July 26, 2022
3 min.
Use cases

How we aligned our client’s projects with its strategy and expectations

Context of our client

Our client is a media broadcaster, subsidiary of a larger group. They take care of processing media for their internal (and external) client and are recognized for their expertise in:

  • Managing VoD catalogues
  • Producing Live and non-live programmes
  • Managing live TV plannings
  • Managing Premium TV channels

Challenges of the mission

Our role was to support and orchestrate the delivery a company-critical project from end-to-end. On top of the classic project management constraints, we helped them tackle their company-specific challenges.

The problem is due to their holding’s influence, their organisation inherits of heavily siloed administration and slow processes.

On top of that heavy load, they suffer from the following tensions:

  • Project management happens mostly in waterfall, while innovation system is hyper-centralized
  • Hyper-specialized resources, who are critical to several project successes
  • No link between company objectives and the project.

When we asked “why do you want our help? What’s your vision?”, we got answered: “there’s no vision for the company”.

That wasn’t true, obviously. But it signalled a lack of communication and transparency we had to tackle at some point if we wanted to keep the morale of our project team high.

On top of that, and due to engineers’ hyper-specialization, our client had complex resource planning issues. For instance, a few specialized resources are sometimes double, or triple booked. Or worse, there are no backup in case a resource is unavailable, and projects must be put in pending until they come back.


Our mission

While managing Business as Usual, we linked all their project management challenges to one main issue.

Indeed, no resource was trained or even in charge of doing proper business analysis prior to any of their project.

On top of that, our client expects project results quickly and loves to have a fast go for their project. Indeed, pretty projects on presentation slides makes top management happy. To “achieve” that in less than a week, like they’re used to, middle management must rush through their own requirements, by themselves, for each project.
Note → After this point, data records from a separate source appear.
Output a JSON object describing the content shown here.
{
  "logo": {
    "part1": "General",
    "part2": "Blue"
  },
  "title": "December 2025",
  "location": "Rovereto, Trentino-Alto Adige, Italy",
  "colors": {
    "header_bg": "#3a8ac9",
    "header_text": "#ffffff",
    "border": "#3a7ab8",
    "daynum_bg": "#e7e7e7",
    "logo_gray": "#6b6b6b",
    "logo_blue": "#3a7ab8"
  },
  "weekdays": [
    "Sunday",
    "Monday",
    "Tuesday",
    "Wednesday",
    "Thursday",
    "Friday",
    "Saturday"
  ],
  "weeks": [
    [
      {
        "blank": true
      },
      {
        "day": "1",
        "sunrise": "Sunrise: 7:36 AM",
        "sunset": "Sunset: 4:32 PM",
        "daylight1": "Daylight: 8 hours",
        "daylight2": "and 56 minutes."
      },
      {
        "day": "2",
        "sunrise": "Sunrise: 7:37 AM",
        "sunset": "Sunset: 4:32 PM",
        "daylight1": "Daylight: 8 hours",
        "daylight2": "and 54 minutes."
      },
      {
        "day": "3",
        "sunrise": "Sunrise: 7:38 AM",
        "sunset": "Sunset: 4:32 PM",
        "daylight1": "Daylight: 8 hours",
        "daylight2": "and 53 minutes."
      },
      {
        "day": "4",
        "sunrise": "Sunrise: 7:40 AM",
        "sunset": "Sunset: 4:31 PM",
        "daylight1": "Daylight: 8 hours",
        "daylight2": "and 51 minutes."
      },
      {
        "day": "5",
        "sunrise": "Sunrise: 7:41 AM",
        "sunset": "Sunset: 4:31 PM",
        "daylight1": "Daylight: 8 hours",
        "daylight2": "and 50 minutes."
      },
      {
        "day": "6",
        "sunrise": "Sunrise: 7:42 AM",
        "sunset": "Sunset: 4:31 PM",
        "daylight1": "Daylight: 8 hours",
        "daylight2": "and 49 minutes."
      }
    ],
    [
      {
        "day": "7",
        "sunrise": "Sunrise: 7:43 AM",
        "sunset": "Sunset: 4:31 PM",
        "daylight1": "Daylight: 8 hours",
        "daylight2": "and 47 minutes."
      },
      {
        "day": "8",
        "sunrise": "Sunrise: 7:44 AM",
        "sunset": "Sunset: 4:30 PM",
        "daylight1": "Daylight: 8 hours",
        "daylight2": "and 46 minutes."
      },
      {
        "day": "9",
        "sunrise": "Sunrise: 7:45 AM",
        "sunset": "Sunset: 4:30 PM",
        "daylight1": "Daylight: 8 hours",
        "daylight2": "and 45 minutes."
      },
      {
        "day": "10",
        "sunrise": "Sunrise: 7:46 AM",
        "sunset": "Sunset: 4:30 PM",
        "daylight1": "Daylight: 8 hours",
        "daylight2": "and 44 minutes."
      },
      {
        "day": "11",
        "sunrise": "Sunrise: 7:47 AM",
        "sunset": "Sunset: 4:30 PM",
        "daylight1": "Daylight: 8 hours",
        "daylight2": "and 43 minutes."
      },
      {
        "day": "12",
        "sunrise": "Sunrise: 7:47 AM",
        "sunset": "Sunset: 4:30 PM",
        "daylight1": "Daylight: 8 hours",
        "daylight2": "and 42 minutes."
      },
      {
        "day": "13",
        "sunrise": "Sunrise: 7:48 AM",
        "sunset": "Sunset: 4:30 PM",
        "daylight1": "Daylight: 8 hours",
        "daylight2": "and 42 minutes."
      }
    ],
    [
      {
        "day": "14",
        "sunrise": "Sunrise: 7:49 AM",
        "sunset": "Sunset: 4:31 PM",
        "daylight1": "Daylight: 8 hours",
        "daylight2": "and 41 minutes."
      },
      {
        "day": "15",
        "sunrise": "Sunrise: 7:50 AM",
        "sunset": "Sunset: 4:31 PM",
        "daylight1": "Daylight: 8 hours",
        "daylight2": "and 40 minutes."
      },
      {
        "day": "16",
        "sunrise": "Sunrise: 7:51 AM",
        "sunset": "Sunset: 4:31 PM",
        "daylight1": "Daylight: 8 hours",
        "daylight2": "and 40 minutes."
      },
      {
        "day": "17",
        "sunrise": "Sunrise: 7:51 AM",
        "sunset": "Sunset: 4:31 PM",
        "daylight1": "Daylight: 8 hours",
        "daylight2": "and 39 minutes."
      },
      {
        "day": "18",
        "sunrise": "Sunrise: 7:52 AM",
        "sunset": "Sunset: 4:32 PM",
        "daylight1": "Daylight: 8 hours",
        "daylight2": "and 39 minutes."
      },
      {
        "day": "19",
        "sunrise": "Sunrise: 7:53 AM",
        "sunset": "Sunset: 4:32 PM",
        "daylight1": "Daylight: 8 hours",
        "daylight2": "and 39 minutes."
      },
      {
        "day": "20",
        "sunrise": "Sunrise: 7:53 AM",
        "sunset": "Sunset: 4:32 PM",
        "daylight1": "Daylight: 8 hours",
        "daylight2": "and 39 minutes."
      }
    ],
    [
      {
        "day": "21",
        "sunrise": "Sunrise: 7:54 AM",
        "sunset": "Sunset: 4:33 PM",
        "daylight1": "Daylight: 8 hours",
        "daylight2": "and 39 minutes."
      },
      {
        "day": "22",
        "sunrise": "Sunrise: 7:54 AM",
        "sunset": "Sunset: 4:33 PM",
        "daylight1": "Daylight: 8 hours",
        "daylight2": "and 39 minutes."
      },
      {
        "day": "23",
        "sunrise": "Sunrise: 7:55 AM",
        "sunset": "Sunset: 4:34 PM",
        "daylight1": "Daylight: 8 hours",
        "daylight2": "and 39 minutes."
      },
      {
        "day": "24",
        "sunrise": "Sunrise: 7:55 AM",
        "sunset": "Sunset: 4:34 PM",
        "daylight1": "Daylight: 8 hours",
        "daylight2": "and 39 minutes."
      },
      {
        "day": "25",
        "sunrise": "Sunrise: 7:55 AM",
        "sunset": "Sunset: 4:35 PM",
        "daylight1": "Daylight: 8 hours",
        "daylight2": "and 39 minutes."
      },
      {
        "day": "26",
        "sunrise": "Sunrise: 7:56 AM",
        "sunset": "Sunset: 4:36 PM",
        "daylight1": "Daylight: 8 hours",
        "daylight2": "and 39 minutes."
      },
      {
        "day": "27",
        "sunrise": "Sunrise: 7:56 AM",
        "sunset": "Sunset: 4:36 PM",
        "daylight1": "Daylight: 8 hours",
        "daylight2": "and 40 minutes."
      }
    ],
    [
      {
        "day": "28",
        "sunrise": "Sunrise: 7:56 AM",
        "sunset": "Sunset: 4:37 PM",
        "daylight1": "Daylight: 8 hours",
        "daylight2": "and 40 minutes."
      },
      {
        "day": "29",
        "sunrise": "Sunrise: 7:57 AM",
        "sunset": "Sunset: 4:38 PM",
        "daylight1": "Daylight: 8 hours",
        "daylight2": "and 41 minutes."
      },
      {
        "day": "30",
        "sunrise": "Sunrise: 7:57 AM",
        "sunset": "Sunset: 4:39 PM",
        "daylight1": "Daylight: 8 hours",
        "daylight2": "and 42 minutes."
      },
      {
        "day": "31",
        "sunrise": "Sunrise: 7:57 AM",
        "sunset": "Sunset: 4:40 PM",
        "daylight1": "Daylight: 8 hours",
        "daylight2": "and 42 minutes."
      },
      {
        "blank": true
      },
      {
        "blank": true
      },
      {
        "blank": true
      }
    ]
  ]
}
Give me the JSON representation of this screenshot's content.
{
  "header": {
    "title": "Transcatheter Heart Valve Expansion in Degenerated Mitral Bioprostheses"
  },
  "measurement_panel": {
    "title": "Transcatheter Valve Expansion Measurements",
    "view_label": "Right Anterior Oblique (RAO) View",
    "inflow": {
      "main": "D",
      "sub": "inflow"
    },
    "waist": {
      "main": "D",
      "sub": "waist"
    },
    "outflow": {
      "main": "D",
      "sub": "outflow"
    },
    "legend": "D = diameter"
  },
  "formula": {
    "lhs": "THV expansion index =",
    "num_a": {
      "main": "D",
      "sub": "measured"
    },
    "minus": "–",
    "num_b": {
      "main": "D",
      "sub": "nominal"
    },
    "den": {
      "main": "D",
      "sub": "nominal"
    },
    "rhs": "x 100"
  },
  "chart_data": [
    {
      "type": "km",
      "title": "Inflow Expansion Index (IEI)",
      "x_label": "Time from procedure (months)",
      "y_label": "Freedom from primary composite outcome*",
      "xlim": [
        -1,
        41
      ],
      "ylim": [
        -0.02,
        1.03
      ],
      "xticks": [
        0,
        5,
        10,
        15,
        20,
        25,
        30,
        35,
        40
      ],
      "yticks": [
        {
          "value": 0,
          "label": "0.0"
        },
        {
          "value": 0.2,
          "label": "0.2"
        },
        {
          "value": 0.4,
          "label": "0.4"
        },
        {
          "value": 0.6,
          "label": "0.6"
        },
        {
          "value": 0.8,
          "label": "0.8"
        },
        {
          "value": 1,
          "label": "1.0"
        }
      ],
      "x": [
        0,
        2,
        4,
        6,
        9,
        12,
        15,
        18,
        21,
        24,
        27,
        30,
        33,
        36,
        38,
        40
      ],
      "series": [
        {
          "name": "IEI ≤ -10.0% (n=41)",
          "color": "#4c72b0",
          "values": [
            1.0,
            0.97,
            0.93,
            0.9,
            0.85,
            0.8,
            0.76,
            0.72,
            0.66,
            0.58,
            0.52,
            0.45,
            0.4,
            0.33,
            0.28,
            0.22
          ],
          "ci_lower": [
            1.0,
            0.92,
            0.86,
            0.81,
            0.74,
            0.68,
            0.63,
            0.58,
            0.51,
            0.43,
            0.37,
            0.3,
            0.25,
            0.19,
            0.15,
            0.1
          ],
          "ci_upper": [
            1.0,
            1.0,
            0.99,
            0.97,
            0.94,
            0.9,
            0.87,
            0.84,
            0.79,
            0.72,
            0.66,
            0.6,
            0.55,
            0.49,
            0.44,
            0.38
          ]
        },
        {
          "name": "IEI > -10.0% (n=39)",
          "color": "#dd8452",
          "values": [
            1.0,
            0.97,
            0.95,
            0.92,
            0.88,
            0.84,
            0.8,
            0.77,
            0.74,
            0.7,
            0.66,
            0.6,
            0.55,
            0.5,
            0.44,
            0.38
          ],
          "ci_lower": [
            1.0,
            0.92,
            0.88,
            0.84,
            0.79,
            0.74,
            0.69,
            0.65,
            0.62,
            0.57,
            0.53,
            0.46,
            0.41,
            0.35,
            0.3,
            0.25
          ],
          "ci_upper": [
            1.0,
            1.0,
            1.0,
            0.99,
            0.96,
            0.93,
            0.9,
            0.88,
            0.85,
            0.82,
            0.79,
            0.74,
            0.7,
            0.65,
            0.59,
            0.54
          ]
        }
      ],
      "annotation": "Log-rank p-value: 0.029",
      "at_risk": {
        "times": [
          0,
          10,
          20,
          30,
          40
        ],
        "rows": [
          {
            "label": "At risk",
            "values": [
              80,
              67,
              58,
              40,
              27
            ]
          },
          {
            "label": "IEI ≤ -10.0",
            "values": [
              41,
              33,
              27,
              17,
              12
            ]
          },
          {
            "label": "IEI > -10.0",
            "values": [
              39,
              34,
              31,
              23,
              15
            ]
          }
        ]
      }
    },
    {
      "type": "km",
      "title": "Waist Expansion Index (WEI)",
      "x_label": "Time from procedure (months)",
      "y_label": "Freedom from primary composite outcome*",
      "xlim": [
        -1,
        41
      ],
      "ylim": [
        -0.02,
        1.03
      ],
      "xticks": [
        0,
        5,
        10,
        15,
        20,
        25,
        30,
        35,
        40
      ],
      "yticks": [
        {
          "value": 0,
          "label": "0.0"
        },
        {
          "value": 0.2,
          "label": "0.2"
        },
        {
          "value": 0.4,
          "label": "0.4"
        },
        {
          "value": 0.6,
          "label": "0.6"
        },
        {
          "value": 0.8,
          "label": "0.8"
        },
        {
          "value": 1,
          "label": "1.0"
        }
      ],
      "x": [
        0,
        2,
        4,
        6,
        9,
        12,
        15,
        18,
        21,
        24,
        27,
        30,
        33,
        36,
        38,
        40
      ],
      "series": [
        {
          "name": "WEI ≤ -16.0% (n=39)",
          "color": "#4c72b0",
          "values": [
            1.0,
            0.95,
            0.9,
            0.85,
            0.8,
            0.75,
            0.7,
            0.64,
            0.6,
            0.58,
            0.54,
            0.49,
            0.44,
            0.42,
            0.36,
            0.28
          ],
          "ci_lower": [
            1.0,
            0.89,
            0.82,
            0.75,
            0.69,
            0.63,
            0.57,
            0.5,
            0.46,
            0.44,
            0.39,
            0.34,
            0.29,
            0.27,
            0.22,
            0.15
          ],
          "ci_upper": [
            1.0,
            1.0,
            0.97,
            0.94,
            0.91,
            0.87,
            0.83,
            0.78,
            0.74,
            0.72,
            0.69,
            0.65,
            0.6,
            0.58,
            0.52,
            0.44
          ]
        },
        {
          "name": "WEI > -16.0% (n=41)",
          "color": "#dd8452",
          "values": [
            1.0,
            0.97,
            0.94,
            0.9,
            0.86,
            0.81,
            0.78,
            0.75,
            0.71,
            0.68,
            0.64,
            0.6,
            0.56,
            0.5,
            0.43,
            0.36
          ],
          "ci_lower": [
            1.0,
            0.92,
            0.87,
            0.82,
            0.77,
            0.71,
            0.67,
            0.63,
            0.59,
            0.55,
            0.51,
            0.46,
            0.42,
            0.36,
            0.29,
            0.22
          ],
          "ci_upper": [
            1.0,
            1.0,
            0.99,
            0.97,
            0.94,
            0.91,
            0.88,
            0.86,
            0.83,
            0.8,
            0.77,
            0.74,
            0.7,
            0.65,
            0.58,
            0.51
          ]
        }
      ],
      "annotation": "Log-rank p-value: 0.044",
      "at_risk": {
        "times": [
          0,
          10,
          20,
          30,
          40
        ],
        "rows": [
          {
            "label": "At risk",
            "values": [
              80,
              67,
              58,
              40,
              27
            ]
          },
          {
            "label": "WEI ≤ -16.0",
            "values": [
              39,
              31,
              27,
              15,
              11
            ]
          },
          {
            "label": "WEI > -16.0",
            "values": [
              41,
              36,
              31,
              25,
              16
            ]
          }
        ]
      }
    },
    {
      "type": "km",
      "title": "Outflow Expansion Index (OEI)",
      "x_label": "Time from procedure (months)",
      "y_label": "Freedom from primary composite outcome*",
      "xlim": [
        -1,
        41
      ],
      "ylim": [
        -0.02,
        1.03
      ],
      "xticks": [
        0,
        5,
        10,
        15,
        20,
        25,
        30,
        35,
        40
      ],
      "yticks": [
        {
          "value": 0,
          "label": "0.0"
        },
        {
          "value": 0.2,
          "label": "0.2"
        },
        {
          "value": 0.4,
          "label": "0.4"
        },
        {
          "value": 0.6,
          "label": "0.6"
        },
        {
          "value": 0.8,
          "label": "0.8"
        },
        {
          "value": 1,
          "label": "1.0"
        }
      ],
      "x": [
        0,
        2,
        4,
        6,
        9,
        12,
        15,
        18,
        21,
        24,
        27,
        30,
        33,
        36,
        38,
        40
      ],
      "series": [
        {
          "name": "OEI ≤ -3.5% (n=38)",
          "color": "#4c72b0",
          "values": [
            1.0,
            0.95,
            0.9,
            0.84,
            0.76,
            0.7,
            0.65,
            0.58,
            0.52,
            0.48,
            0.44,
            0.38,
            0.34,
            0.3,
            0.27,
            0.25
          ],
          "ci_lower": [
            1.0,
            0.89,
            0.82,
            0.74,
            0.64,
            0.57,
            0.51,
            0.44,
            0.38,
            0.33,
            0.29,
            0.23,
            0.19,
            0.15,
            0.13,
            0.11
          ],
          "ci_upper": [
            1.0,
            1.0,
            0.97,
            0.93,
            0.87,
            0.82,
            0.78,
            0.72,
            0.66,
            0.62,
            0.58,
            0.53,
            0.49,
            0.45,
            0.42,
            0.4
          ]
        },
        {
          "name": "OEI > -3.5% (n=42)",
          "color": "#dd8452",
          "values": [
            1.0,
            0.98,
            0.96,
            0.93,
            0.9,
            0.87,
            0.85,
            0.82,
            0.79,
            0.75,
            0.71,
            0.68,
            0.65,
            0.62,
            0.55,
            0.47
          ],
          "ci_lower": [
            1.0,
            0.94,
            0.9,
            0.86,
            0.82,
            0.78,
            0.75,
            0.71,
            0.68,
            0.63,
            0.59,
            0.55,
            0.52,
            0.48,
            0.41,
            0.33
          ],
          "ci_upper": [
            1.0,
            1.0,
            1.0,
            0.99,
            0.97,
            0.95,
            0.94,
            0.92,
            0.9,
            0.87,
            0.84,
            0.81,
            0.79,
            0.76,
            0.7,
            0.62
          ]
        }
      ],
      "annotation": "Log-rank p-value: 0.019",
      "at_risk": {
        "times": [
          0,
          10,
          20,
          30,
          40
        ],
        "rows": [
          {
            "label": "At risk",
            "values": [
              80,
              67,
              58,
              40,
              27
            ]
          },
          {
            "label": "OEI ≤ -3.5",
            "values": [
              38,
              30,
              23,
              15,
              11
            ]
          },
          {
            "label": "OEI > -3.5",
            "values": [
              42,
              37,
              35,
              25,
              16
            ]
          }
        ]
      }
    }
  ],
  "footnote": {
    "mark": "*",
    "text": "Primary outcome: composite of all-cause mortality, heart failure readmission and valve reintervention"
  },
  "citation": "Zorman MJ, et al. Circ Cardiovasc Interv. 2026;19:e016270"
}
That is of course, when requirements documentation are taken care of.

Combine that with heavy processes and a low organizational maturity in information management and problems are bound to happen.

We successfully managed the go live of the main, company-critical, project, squeezed in a very short timeframe and despite a shifting scope. Our biggest impact was however to educate our client on the need for building a business analysis capability.

We:

  1. guided them in choosing the right profiles to complement their department.
  2. tapped into real frustration of engineers and middle management as a motivation engine to rally people around the change
  3. we managed to build our very first use case!
  4. follow up on the scalability of their newfound business analysis capabilities

Results

Today, on top of celebrating the project success, our client is getting its first ROI on business analysis! They’re now able to:

  • Collecting and translate business requirements
  • Making sure the solution proposed matched customers’ expectations
  • Improve project-related processes
  • Get assistance in managing change

Next steps

That sounds quite an ideal world. But this organizations still suffers from acute meeting-itis.

In fact, we witnessed people scheduling an 8-hour long, agenda-less meeting during which:

  • Nobody shared or even took notes
  • Nobody knows what has been said
  • Nobody recalls what were the conclusions and which decision has been taken

We already could experience a buy in on us implementing industry standards as simple as meeting minutes, workshops, and process councils, and our next goal will be to work on a step-by-step shift in mentality to improve operation management.